Кен часто говорил, что модная тусовка — идеальная среда для убийцы, здесь отсутствуют индивидуальные приметы и все являются зеркальным отражением друг друга. В детективах Агаты Кристи убийца часто переодевается слугой, поскольку форменная одежда и поднос в руке — лучший способ остаться незамеченным даже в самом оживленном месте. «Современный убийца наденет диоровские кроссовки, голубые джинсы с низкой талией, ремень с крупной пряжкой Dsquared2, белую маечку-алкоголичку, высветлит волосы до пепельной белизны, сделает пирсинг на пупке и татуировку на копчике, — словом, полностью растворится в толпе». Тогда, в «Нобу», Алехин еще не знал, что такие мысли посещали не только его, безусловно, очень светлую, голову.

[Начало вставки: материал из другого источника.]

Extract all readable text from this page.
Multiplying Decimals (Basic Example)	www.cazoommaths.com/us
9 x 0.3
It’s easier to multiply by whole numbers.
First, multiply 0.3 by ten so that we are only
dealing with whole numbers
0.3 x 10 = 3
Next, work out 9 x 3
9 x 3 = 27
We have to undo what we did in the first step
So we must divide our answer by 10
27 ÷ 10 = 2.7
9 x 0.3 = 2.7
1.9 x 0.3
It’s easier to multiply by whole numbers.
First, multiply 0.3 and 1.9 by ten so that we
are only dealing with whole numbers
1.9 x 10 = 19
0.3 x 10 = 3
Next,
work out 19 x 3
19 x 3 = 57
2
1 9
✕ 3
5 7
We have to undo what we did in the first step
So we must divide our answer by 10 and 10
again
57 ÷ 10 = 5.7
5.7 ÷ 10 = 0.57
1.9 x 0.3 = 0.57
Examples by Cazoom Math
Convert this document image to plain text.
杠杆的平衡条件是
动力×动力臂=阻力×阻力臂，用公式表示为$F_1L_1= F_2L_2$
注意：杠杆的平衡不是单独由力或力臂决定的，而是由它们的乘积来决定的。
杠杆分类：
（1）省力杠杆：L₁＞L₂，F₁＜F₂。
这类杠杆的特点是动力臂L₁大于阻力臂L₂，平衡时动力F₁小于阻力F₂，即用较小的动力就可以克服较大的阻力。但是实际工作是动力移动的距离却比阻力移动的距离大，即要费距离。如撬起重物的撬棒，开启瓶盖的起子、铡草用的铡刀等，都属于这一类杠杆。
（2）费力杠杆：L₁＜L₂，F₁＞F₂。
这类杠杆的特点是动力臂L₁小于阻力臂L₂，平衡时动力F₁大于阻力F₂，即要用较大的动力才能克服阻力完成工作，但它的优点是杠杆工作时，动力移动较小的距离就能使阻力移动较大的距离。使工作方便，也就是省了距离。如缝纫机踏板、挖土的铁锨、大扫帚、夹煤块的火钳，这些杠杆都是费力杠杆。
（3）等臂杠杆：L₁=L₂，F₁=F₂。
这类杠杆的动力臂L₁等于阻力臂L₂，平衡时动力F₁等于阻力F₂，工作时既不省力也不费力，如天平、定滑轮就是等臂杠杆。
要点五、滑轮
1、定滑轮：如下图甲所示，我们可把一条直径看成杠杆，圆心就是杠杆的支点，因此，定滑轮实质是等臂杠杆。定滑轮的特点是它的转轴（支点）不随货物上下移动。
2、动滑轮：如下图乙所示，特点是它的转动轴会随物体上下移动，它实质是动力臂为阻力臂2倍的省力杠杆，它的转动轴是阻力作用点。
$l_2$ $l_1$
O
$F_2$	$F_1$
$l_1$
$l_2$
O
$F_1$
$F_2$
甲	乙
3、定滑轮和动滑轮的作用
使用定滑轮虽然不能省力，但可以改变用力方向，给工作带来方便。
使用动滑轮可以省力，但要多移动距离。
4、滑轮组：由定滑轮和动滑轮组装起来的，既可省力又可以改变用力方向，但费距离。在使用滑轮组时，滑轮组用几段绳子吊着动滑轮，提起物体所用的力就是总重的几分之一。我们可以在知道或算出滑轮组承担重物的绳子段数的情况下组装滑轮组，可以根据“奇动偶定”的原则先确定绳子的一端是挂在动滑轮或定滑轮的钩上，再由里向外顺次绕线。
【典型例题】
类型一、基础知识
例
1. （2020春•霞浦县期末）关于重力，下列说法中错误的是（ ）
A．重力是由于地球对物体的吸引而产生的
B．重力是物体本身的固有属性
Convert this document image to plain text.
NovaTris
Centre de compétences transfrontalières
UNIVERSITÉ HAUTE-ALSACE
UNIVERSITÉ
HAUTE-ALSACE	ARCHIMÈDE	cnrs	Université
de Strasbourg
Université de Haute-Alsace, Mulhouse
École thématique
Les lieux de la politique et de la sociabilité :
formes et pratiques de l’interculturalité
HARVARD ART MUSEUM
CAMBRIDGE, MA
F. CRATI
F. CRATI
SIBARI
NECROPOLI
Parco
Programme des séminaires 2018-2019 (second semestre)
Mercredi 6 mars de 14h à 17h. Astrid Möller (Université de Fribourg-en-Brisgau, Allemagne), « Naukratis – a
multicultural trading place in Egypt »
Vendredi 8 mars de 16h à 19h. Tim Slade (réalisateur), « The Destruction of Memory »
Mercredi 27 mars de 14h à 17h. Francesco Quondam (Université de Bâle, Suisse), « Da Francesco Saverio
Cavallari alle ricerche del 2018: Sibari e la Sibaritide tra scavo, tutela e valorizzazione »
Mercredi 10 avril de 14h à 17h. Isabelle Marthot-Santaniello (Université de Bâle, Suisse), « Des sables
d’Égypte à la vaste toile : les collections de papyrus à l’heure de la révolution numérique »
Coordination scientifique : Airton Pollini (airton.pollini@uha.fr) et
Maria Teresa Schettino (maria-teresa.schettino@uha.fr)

— Кристина, тысячу раз извините. Ума не приложу, как я мог не заметить вас! Эл, не слушай, я просто пытаюсь выпутаться из безнадежного положения.
— Проехали. Ну и что сказала вам эта сушеная мумия?
— Джорджо? Что у меня классный журнал.
— И вы еще больше раздулись от важности.
Кену было неловко не потому, что он не узнал своего сотрудника, и вовсе не потому, что этот сотрудник иронично относился к его известности. Кристина ему понравилась: сначала умный слегка хрипловатый голос, потом одежда — ни одной вычурной вещи, все очень уместно на ее спортивной упругой фигуре. Затем мальчишеский задор в глазах и движениях. И, наконец, нескрываемое презрение ко всему, чем была Элис. За ланчем Алехин почти не шутил, а стал рассказывать о том, как строился Миланский Duomo и чем апеннинская готика отличается от французской и немецкой. Обычно мгновенная метаморфоза «апостола гламура» в историка-медиевиста действовала на окружающих девушек безотказно. Сейчас, глядя в лукавые глаза Кристины, Кен был в этом не уверен и начал нервничать.
— По-моему, у тебя что-то случилось, — заметила Эл.
— Да, проблемы с Филиппом и вообще.
— Вы с ним спите? — огорошила его Кристина.
После ланча, выйдя из ресторана, Кен с облегчением сел в машину, оставив девушек на виа Монте-наполеоне. Телефон генерального директора упорно не отвечал. Кен набрал номер ее гостиницы и осведомился, у себя ли г-жа Порываева. Получив утвердительный ответ, он решил поехать в отель немедленно.
— Diana Majestic, per favore, — сказал он водителю.
Отель Diana Majestic
Мужчина в крупных иссиня-черных очках Ray-Ban осторожно выглянул из-за двери красного дерева в коридор и, убедившись, что там никого нет, направился к лифту. «Главное — ни с кем не столкнуться», — пульсировало у него в голове. Страх этот был вполне оправдан. Старейший отель Милана являлся излюбленным местом fashion-тусовки во время миланской недели моды. Пол-отеля арендовал офис Gucci-group, а в бальной зале традиционно проходил показ Gucci. Просторный бар всегда был полон азиатских редакторов, русских байеров и прочей игривой публики, которая тянулась к моде, но в особенности к красивым мужчинам. «Кажется, пронесло», — сказал себе обладатель черных очков.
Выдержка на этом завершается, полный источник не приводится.